Castle recreates Dunkirk evacuation
Visitors to Dover Castle will soon be able to get a feel for the drama of the Dunkirk evacuation and explore the hidden tunnels where the rescue operation was masterminded.
A new exhibition will allow guests to walk through the wartime tunnels deep beneath the castle, where the sights and sounds of how the mission was devised have been recreated.
It follows two years of research, including the gathering of testimonies from veterans of both the beaches and the tunnels, which combined with original news reels, recordings and special effects, deliver a vivid account of what Sir Winston Churchill described as a "miracle of deliverance".
The exhibition will also pay tribute to Vice Admiral Bertram Home Ramsay, the man responsible for organising the evacuation in 1940.
The Vice Admiral was brought out of retirement before the outbreak of the Second World War and charged with protecting the Straits of Dover, the narrowest part of the English Channel.
His initial impression of his command centre at Dover Castle was not positive.

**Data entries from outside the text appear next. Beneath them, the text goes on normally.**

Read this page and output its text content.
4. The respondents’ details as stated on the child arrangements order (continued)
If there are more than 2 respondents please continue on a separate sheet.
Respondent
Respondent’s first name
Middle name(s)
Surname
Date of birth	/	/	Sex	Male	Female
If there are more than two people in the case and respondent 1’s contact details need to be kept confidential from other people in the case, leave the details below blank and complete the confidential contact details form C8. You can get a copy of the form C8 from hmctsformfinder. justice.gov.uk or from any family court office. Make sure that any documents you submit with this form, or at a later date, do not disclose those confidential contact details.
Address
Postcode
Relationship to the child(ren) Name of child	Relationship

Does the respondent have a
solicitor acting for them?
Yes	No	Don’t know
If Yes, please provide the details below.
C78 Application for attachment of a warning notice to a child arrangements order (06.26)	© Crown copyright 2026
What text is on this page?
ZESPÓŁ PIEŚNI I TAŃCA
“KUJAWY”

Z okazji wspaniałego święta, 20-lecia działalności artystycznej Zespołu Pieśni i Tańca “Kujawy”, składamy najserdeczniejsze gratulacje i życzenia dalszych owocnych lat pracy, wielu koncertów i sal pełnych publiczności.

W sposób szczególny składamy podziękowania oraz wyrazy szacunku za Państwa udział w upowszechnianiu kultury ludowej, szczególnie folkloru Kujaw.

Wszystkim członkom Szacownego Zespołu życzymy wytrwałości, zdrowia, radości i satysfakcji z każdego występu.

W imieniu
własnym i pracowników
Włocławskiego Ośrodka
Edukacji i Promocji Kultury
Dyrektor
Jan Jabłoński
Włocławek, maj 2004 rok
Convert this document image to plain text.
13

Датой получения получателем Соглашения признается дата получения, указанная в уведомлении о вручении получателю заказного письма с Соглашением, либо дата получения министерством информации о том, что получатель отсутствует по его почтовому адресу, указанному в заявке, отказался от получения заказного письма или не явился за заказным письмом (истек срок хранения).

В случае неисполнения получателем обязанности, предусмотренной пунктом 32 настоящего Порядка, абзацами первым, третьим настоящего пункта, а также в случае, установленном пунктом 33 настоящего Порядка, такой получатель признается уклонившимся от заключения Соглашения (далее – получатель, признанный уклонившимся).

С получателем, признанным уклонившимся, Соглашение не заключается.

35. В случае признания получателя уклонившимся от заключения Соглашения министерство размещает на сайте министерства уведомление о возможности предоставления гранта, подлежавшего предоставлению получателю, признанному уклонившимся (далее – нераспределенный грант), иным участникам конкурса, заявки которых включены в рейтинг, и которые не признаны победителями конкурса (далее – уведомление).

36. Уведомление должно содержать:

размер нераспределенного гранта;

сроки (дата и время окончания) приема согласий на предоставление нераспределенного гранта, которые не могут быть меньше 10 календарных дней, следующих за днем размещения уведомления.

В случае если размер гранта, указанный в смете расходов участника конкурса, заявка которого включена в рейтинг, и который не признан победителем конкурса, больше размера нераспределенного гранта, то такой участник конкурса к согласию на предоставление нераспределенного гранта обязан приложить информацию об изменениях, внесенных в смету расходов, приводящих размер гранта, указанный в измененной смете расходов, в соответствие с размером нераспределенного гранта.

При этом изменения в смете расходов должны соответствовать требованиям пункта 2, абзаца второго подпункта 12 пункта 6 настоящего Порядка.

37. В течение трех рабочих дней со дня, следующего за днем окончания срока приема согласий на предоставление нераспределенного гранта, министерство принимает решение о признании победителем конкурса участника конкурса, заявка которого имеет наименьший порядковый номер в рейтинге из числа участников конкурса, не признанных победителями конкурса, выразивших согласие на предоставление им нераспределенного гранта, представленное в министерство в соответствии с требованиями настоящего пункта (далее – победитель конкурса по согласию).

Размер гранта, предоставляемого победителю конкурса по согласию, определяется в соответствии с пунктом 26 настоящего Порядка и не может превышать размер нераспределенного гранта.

In a letter to his wife he wrote: "We have no stationery, books, typists or machines, few chairs, very few tables, maddening communications, and nothing but long retired officers or volunteers."
However with less than a week to prepare, and with the help of hundreds of the "little ships" that carried the Allied soldiers across the Channel, the operation was a great success and 338,000 troops were brought back.
The new visitor experience will highlight the scale of both the challenges faced by the Vice Admiral during Operation Dynamo and his achievements.
Visitors will be able to see his cabin as well as tour some of the original rooms of the adjacent Army headquarters, dressed as they were throughout the Second World War, including the gun operations room, the telephone exchange, and the coast artillery operations room.
Simon Thurley, chief executive of English Heritage, said: "Helping people to understand the history of this nation through our historic buildings lies at the heart of English Heritage."